Jama Review for the Curious Mind
September 20, 2017

Jama Review for the Curious Mind

Fred Sookiasian | TrustRadius Reviewer
Score 9 out of 10
Vetted Review
Verified User

Overall Satisfaction with Jama

Jama started being used as a part of a larger department of 25 people which also served as the "test bed" and "pilot" for cross-company as well as enterprise-wide use (we currently are a company of about 800 that is a part of a bigger corporation consisting of thousands of staff). The business problem it addresses is that it provides far better ability to enter, track, manage and report on software requirements than our previous application. It also solves the age old problem of costly maintenance and customization of tools such as this.
  • Jama has the keen ability to provide hierarchy for requirements in a collapsible tree style management view allowing for far better reach of information then many of the other system we have used.
  • Jama has the ability to create filters, tags and custom searches in order to better disseminate large scale requirements in order to be able to get from building to testing in less time.
  • Jama possesses the ability to create and link between test assets and have a very intelligible view of managing the bridge between both worlds. It also allows for creation and management of test runs for different iterations of the test cycle; whether it is a dry run, full regression or partial corner case execution.
  • Jama has great ability to create custom output from Excel files to Word which can filter and mine the data from requirements to test assets and present them in different print view for consumption of different audiences and stakeholders in different parts of the teams.
  • Jama can have better overall SDLC management components especially bridging between different ALM tools.
  • Jama is not an ALM tool but can have some better customization of defect reporting mechanisms as well as test run approach.
  • Jama's ability to break out steps into sub-children in a test plan hierarchy can use a bit of improvement to make it more modular.
  • Jama has brought some new life to our requirements management and how we see the inter-connectivity of functional requirements with System Requirement Specifications which are more UI centric.
  • Jama has brought much better dashboards and reporting for everything it supports from printing test plans, requirements and specifications as well as test runs.
  • Jama has had some challenge in usability as far as training and discovering features we did not know about. There seems to be a different way to do one thing and that is sometimes hard to hone in on how the best approach is.
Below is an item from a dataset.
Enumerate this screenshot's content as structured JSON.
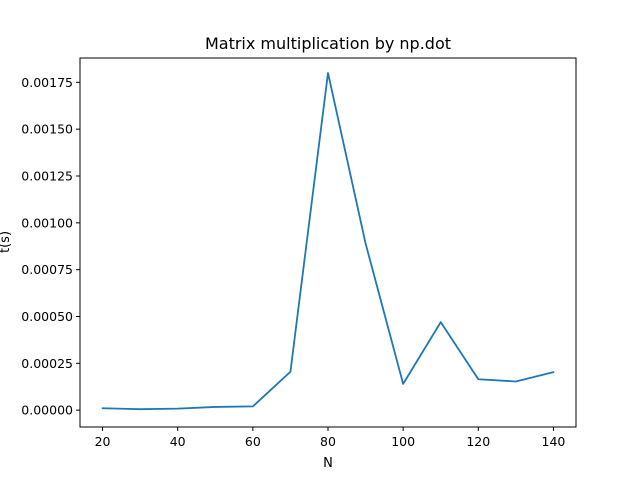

It is more open ended then many other tools like this. Training we have had but it seems that needs to be a repeated period requirement.
Jama has a lot going for it. Although it may not seamlessly plug in from the get-go into ALM tools or be an ALM tool itself, I believe it has a very bright future. In comparison to Rational Doors, we believe for our needs, it is much more of an bang-for-the-buck and feature rich for the amount of time needed to get up and running. We believe it is also more stable than Doors.

Since it is not an ALM application, it would not be fair to compare it to one but if Jama expands into that market aggressively, it can be a viable player.
Jama is well suited for smaller to mid size companies from my usage and time spent with it and I can see it as a powerful tool possible for larger ERP scale implementation of systems. However, in those situations, some companies may prefer an all-around ALM suite especially linking business process components to BPT testing and other gateways to automation. That may be an issue since Jama is a bit flat in the ability to support and link to provide that level of throughput for ALM implementation.